Our friends from Baptist’s AgeWell Center for Senior Health recently sat down with John, one of their male caregivers, to talk about his life as husband—and now caregiver—to his wife, Jane.
John, tell me about your history with Jane.
I met my wife in 1964 when I was in graduate school and Jane had just graduated from college. I began an internship in New York City, but we kept in constant touch, marrying in June of 1965. During the next several years, Jane worked as a third grade teacher and I began my residency training. In 1972, I became junior partner while Jane took over the task of raising what was to be our three children. In 1972, I began practicing as a junior partner in Long Island. In 1979, we moved with our young family to upstate New York so that I could open my own practice.
Tell me how you came to be a caregiver for Jane and how your own life changed because of this transition.
Shortly after moving to the beach area here in Florida, where we made a permanent residence out of what had been our second home, I began to notice some slight changes in Jane’s cognitive functioning. I hoped they were normal signs of aging but was aware that my wife had a family history of dementia. When a few years found further progression, I discussed it with my children (all in other states). Although they visited only on special occasions, they, too, noticed the changes (which appeared even more dramatic due to the changes that occurred during the intervals of their visits, vs. my daily interactions with Jane).
About three years ago, my own health problems necessitated having my children come down individually to help. We all agreed that Jane had more than just mild cognitive deficiency. I decided to sell our home at the beach and relocate to a smaller and more manageable option at Cypress Village. Here, they are responsible to every bit of maintenance and also have assisted living and memory care facilities if that is later needed.
My life changed after this move, in that I no longer have nearly the responsibility that I had before. However, I now must limit my time away in an ever-increasing amount due to my wife's anxiety when I am not with her.

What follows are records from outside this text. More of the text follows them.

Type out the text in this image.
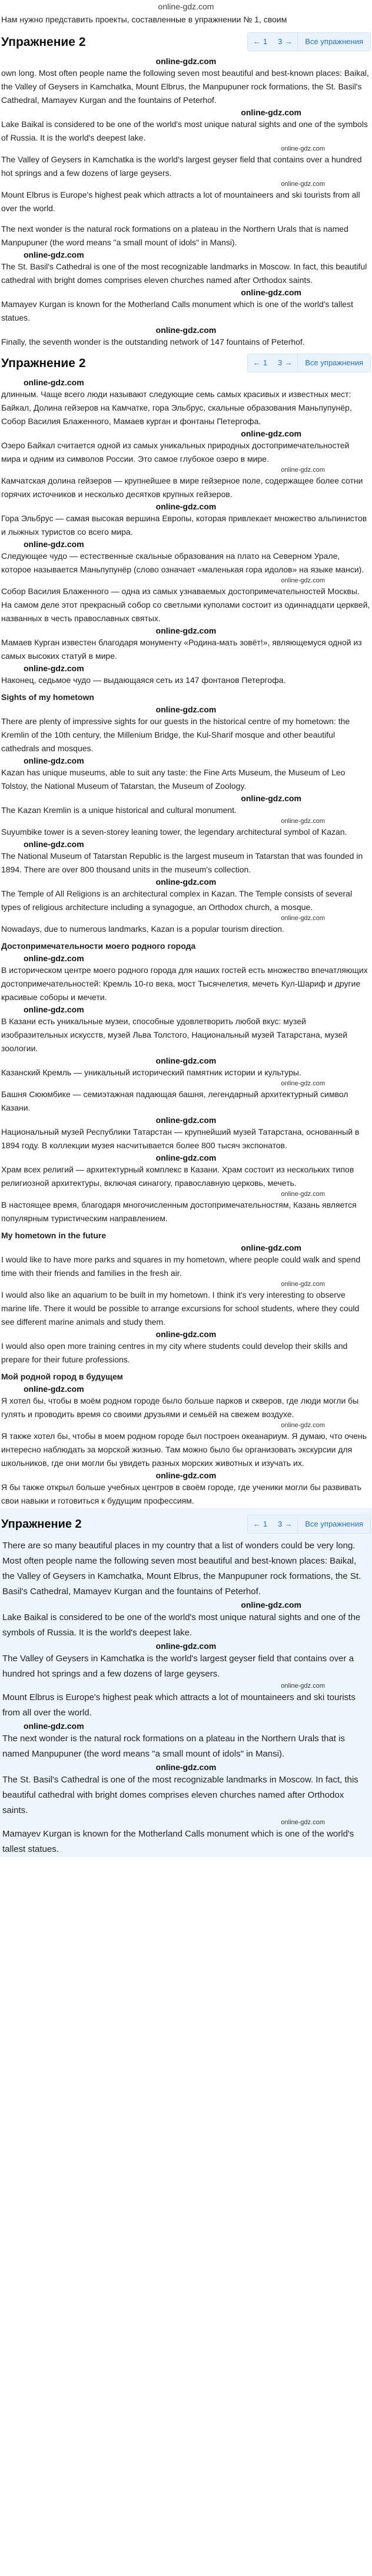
online-gdz.com

Нам нужно представить проекты, составленные в упражнении № 1, своим

Упражнение 2	← 1	3 →	Все упражнения
online-gdz.com

own long. Most often people name the following seven most beautiful and best-known places: Baikal, the Valley of Geysers in Kamchatka, Mount Elbrus, the Manpupuner rock formations, the St. Basil's Cathedral, Mamayev Kurgan and the fountains of Peterhof.

online-gdz.com

Lake Baikal is considered to be one of the world's most unique natural sights and one of the symbols of Russia. It is the world's deepest lake.

online-gdz.com

The Valley of Geysers in Kamchatka is the world's largest geyser field that contains over a hundred hot springs and a few dozens of large geysers.

online-gdz.com

Mount Elbrus is Europe's highest peak which attracts a lot of mountaineers and ski tourists from all over the world.

The next wonder is the natural rock formations on a plateau in the Northern Urals that is named Manpupuner (the word means "a small mount of idols" in Mansi).

online-gdz.com

The St. Basil's Cathedral is one of the most recognizable landmarks in Moscow. In fact, this beautiful cathedral with bright domes comprises eleven churches named after Orthodox saints.

online-gdz.com

Mamayev Kurgan is known for the Motherland Calls monument which is one of the world's tallest statues.

online-gdz.com

Finally, the seventh wonder is the outstanding network of 147 fountains of Peterhof.

Упражнение 2	← 1	3 →	Все упражнения
online-gdz.com

длинным. Чаще всего люди называют следующие семь самых красивых и известных мест: Байкал, Долина гейзеров на Камчатке, гора Эльбрус, скальные образования Маньпупунёр, Собор Василия Блаженного, Мамаев курган и фонтаны Петергофа.

online-gdz.com

Озеро Байкал считается одной из самых уникальных природных достопримечательностей мира и одним из символов России. Это самое глубокое озеро в мире.

online-gdz.com

Камчатская долина гейзеров — крупнейшее в мире гейзерное поле, содержащее более сотни горячих источников и несколько десятков крупных гейзеров.

online-gdz.com

Гора Эльбрус — самая высокая вершина Европы, которая привлекает множество альпинистов и лыжных туристов со всего мира.

online-gdz.com

Следующее чудо — естественные скальные образования на плато на Северном Урале, которое называется Маньпупунёр (слово означает «маленькая гора идолов» на языке манси).

online-gdz.com

Собор Василия Блаженного — одна из самых узнаваемых достопримечательностей Москвы. На самом деле этот прекрасный собор со светлыми куполами состоит из одиннадцати церквей, названных в честь православных святых.

online-gdz.com

Мамаев Курган известен благодаря монументу «Родина-мать зовёт!», являющемуся одной из самых высоких статуй в мире.

online-gdz.com

Наконец, седьмое чудо — выдающаяся сеть из 147 фонтанов Петергофа.

Sights of my hometown

online-gdz.com

There are plenty of impressive sights for our guests in the historical centre of my hometown: the Kremlin of the 10th century, the Millenium Bridge, the Kul-Sharif mosque and other beautiful cathedrals and mosques.

online-gdz.com

Kazan has unique museums, able to suit any taste: the Fine Arts Museum, the Museum of Leo Tolstoy, the National Museum of Tatarstan, the Museum of Zoology.

online-gdz.com

The Kazan Kremlin is a unique historical and cultural monument.

online-gdz.com

Suyumbike tower is a seven-storey leaning tower, the legendary architectural symbol of Kazan.

online-gdz.com

The National Museum of Tatarstan Republic is the largest museum in Tatarstan that was founded in 1894. There are over 800 thousand units in the museum's collection.

online-gdz.com

The Temple of All Religions is an architectural complex in Kazan. The Temple consists of several types of religious architecture including a synagogue, an Orthodox church, a mosque.

online-gdz.com

Nowadays, due to numerous landmarks, Kazan is a popular tourism direction.

Достопримечательности моего родного города

online-gdz.com

В историческом центре моего родного города для наших гостей есть множество впечатляющих достопримечательностей: Кремль 10-го века, мост Тысячелетия, мечеть Кул-Шариф и другие красивые соборы и мечети.

online-gdz.com

В Казани есть уникальные музеи, способные удовлетворить любой вкус: музей изобразительных искусств, музей Льва Толстого, Национальный музей Татарстана, музей зоологии.

online-gdz.com

Казанский Кремль — уникальный исторический памятник истории и культуры.

online-gdz.com

Башня Сююмбике — семиэтажная падающая башня, легендарный архитектурный символ Казани.

online-gdz.com

Национальный музей Республики Татарстан — крупнейший музей Татарстана, основанный в 1894 году. В коллекции музея насчитывается более 800 тысяч экспонатов.

online-gdz.com

Храм всех религий — архитектурный комплекс в Казани. Храм состоит из нескольких типов религиозной архитектуры, включая синагогу, православную церковь, мечеть.

online-gdz.com

В настоящее время, благодаря многочисленным достопримечательностям, Казань является популярным туристическим направлением.

My hometown in the future

online-gdz.com

I would like to have more parks and squares in my hometown, where people could walk and spend time with their friends and families in the fresh air.

online-gdz.com

I would also like an aquarium to be built in my hometown. I think it's very interesting to observe marine life. There it would be possible to arrange excursions for school students, where they could see different marine animals and study them.

online-gdz.com

I would also open more training centres in my city where students could develop their skills and prepare for their future professions.

Мой родной город в будущем

online-gdz.com

Я хотел бы, чтобы в моём родном городе было больше парков и скверов, где люди могли бы гулять и проводить время со своими друзьями и семьёй на свежем воздухе.

online-gdz.com

Я также хотел бы, чтобы в моем родном городе был построен океанариум. Я думаю, что очень интересно наблюдать за морской жизнью. Там можно было бы организовать экскурсии для школьников, где они могли бы увидеть разных морских животных и изучать их.

online-gdz.com

Я бы также открыл больше учебных центров в своём городе, где ученики могли бы развивать свои навыки и готовиться к будущим профессиям.

Упражнение 2	← 1	3 →	Все упражнения

There are so many beautiful places in my country that a list of wonders could be very long. Most often people name the following seven most beautiful and best-known places: Baikal, the Valley of Geysers in Kamchatka, Mount Elbrus, the Manpupuner rock formations, the St. Basil's Cathedral, Mamayev Kurgan and the fountains of Peterhof.

online-gdz.com

Lake Baikal is considered to be one of the world's most unique natural sights and one of the symbols of Russia. It is the world's deepest lake.

online-gdz.com

The Valley of Geysers in Kamchatka is the world's largest geyser field that contains over a hundred hot springs and a few dozens of large geysers.

online-gdz.com

Mount Elbrus is Europe's highest peak which attracts a lot of mountaineers and ski tourists from all over the world.

online-gdz.com

The next wonder is the natural rock formations on a plateau in the Northern Urals that is named Manpupuner (the word means "a small mount of idols" in Mansi).

online-gdz.com

The St. Basil's Cathedral is one of the most recognizable landmarks in Moscow. In fact, this beautiful cathedral with bright domes comprises eleven churches named after Orthodox saints.

online-gdz.com

Mamayev Kurgan is known for the Motherland Calls monument which is one of the world's tallest statues.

Prior to coming to the AgeWell Center for Senior Health, what was your experience in getting the care your wife needed? How has AgeWell been important in your experience?
Prior to AgeWell, I had little or no experience in obtaining care for my wife. Although I realize that Cypress Village has extensive resources in these areas, I felt that at this stage I could handle her problem myself. This was also spurred on by my feeling that any part-time assistance I obtained, she would not tolerate, and it would possibly create more problems than it would solve.
After my multiple visits to AgeWell, my eyes have been opened to just how extensive the deterioration has become, due to their very detailed testing, discussions and suggestions. It has been of immense value to me, as well as to my children, as to just where we are in the process and more importantly where we are going and what to expect.
What is the biggest challenge for you as your wife’s care partner? As a man in particular, have you found any issues in caring for your wife?
The biggest challenge I have experienced thus far has been convincing her to give up driving, which unfortunately I could never accomplish, resulting in my having to just make the decision to turn the car in. As far as challenges from the male care partner perspective, the obvious ones were to try to take over some of my wife’s previous duties (cooking, grocery shopping, trying to keep up with family birthdays, shopping for clothes and feminine products, etc.). Thankfully, my daughter has provided assistance in these efforts. When I have semi-emergencies, there are a few close, local females who have kindly helped to direct me. Socially, our schedule has become somewhat limited since it seems that meeting new groups is something that is quite challenging, so we pretty much only socialize with family when they are down or very close friends.
What do you wish more people understood about the experience you are having?
I was sadly lacking in the specifics of everyday symptoms as well as appropriate behavior in dealing with ongoing changes. I was fortunate to meet the wonderful staff at the Baptist AgeWell Center for Senior Health, who not only are amazingly knowledgeable about the illness and its ramifications, but also have remarkable patience and empathy in dealing with both the patient and the caregiver. I feel so fortunate that they were able to accommodate me and my wife in this way. I wish most people understood more about the entire process and that the AgeWell Center for Senior Health exists. Secondly, I find that the continual stress of almost constant and ongoing supervision to be the most difficult problem for me.
What do you most need as you care for Jane?
I most need direction. Right now, I could use a little more time to be free from the constancy of the necessary supervision required. However, since as I've mentioned previously, my children are all living in other states. I feel my wife would not readily accept any outside assistance. So, for now, I feel I must deal with the status quo.
However, and more importantly, I am well aware that this problem will deteriorate at its own pace, whatever that may be, and my most pressing concern and need is to have some sort of pre-determined plan to deal with an immediate, unexpected emergency of my becoming disabled or worse as to whom will step in until my family can decide on what would be the next step. My wife at this point, if left to her own devices even for a short period (minutes or hours), could be in immediate risk. At her present level of cognizance though, I cannot in good conscience even consider moving her to a memory care facility, so I think this is where some hard decisions have to be made. Unless I learn of some other options it will probably boil down to picking the best of the worst choices.